Today, about half the EoL reactors in the USA are on the SAFSTOR track instead of the one where they are immediately decommissioned. There is a single waste disposal site available, WIPP, that will close in the next couple of years. Only a handful of reactors on the SAFSTOR track are there because they sit adjacent to operational reactors.

So plans are one thing, reality is quite another.

Nuclear power plants in the US have been charged massive fees to establish funds for decommissioning. The cost is baked into the energy, even if the political will to spend the funds and store the waste isn't.

https://www.nrc.gov/waste/decommissioning/finan-assur.html

That isn't true in Europe, but even accepting your argument: this is a problem for the nuclear industry. Unless we can see evidence that the system as a whole (i.e. nuclear industry plus government of various levels of corruption) can function to process and store waste safely, this is a black mark against the nuclear industry. It doesn't matter if this is 'unfair' in some sense... at the end of the day the waste will exist and after 40+ years there is no evidence of a combined political-industrial system with the capacity to do the right thing.
You're wrong, here's all the details for Hinkley Point C:

https://www.gov.uk/government/publications/hinkley-point-c-f...

EDF have already planned spent fuel storage and decomissioning, and it's provided for in the prices.

That's just one example, but it's been the standard practice across nuclear projects for decades now in most of Europe.
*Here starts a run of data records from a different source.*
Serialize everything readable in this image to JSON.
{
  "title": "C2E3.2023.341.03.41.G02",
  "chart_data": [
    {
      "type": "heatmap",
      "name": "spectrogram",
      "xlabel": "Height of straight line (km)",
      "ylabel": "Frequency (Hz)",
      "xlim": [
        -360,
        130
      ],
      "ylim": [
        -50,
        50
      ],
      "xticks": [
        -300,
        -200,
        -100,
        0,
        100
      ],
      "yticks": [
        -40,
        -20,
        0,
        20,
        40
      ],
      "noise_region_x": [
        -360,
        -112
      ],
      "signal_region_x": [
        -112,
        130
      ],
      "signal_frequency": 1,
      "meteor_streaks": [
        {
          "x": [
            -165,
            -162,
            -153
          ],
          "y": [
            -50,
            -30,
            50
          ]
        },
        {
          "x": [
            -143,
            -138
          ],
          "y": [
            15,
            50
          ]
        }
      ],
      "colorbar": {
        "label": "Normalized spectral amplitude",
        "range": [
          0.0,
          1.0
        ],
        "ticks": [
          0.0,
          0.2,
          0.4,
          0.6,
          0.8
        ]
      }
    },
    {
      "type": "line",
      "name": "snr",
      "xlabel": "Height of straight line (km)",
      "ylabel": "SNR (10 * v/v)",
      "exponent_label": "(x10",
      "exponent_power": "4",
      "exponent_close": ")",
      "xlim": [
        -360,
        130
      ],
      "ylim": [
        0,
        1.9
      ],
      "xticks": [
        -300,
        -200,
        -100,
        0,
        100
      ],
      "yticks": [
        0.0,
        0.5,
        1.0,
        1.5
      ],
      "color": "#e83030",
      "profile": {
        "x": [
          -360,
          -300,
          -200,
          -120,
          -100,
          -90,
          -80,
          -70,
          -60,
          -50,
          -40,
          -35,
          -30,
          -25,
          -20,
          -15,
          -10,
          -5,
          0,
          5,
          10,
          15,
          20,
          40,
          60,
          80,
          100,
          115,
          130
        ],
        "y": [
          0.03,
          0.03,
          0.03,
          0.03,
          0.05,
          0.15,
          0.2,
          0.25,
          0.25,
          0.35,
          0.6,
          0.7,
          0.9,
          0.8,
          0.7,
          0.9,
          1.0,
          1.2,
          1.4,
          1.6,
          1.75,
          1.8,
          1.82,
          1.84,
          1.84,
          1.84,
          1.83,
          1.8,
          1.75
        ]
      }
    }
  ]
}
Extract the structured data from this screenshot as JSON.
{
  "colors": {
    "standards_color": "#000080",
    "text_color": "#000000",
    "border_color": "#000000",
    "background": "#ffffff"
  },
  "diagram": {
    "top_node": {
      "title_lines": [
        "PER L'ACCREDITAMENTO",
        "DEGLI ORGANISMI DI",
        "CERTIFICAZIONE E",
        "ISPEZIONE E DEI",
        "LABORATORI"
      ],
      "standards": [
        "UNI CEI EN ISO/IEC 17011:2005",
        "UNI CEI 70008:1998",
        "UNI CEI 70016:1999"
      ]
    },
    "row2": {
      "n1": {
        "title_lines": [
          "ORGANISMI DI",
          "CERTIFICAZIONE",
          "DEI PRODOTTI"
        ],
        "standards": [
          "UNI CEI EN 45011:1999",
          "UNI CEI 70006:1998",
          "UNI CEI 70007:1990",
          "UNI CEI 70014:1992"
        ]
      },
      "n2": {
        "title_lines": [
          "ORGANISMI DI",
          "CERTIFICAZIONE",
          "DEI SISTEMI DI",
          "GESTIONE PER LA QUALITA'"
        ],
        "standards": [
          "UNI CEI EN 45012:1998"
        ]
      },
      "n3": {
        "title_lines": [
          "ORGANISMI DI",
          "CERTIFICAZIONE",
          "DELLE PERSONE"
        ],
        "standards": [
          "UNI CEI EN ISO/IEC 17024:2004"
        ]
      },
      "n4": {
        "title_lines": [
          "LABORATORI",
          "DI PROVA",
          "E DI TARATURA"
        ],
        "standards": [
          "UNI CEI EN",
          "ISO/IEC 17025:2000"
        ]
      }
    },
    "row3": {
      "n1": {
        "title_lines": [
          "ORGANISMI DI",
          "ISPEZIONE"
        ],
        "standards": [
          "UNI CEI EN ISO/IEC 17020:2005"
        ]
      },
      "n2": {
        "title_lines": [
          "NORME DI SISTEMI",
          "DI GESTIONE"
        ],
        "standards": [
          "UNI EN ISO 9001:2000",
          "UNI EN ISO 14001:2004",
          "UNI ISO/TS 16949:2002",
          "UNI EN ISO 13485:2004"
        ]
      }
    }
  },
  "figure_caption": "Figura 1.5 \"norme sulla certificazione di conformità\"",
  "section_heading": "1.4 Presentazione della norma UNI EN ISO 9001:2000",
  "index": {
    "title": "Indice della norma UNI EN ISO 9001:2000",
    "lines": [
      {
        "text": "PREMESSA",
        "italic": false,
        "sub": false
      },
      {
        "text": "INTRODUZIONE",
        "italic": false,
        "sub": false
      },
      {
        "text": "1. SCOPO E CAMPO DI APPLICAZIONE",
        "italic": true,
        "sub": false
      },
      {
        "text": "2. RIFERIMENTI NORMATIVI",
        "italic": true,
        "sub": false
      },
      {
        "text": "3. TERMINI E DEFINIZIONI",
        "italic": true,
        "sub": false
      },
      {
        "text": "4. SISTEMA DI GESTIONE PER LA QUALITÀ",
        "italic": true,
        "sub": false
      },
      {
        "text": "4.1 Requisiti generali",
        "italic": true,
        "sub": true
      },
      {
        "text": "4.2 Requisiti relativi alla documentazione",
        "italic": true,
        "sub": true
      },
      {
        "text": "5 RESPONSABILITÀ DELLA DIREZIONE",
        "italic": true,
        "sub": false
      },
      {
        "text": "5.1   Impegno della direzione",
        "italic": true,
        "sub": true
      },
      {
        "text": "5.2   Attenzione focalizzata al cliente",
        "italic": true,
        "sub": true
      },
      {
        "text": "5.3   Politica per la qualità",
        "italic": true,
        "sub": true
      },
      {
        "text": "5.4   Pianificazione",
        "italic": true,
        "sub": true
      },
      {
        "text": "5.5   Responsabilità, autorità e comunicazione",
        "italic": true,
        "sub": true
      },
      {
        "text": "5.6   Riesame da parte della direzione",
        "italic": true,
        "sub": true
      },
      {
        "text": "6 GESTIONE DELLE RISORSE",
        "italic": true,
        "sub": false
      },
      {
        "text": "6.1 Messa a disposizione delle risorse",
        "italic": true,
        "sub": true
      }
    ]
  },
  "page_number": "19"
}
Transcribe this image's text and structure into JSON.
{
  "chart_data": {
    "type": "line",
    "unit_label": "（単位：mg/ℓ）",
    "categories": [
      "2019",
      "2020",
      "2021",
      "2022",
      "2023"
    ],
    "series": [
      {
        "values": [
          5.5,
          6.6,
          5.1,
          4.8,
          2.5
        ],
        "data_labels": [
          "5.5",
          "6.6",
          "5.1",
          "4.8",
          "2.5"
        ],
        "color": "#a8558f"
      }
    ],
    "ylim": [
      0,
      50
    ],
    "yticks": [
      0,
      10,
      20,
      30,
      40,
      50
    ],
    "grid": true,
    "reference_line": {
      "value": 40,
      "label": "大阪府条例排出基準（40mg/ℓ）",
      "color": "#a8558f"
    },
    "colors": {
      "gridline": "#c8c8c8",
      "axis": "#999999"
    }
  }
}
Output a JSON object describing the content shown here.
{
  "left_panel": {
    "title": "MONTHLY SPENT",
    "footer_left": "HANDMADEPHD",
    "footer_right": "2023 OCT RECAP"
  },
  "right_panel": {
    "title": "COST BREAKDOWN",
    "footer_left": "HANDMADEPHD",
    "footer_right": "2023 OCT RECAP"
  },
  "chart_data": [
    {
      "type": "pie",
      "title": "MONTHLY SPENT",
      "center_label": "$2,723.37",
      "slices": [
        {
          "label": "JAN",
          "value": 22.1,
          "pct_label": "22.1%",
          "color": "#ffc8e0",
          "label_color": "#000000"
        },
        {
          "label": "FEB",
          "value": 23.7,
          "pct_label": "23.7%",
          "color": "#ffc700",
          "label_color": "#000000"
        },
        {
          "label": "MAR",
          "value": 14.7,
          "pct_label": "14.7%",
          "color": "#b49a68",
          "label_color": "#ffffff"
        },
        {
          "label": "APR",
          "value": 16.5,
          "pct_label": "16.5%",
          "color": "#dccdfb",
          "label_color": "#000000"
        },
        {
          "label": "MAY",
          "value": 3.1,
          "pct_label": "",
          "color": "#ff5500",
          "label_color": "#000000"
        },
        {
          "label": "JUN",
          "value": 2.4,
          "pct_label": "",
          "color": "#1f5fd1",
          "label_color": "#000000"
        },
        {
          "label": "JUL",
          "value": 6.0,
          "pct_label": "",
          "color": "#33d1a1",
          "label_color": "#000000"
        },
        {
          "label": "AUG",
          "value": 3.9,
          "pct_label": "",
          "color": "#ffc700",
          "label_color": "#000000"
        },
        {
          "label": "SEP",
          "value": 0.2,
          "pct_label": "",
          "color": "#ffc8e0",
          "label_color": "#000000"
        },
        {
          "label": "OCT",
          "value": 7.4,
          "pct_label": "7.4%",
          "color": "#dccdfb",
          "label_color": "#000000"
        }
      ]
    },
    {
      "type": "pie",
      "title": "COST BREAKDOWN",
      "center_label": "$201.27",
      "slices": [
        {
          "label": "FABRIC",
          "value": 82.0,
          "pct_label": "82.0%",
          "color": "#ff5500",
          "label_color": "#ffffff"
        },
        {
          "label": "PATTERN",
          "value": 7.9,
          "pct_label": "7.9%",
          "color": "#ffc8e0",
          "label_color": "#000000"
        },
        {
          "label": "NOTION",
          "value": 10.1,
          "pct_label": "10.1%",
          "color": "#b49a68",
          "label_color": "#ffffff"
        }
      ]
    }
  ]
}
> Unless we can see evidence that the system as a whole (i.e. nuclear industry plus government of various levels of corruption) can function to process and store waste safely, this is a black mark against the nuclear industry.

It is being done today, and there are multiple projects that intend to improve upon it ( by recycling or cold underground permanent storage). What kind of evidence do you need? For it to be done over a 100 years? It'd be far too late then.

Germany uses a combination of demand shifting, overproduction, imported power and dispatchable power.

>A good winter storm and tidal, wind and solar are out for hours - what do you do then?

Design for the storm. In Texas everything except solar could in theory have worked fine (wind often overproduces in storms) and yet every power source failed.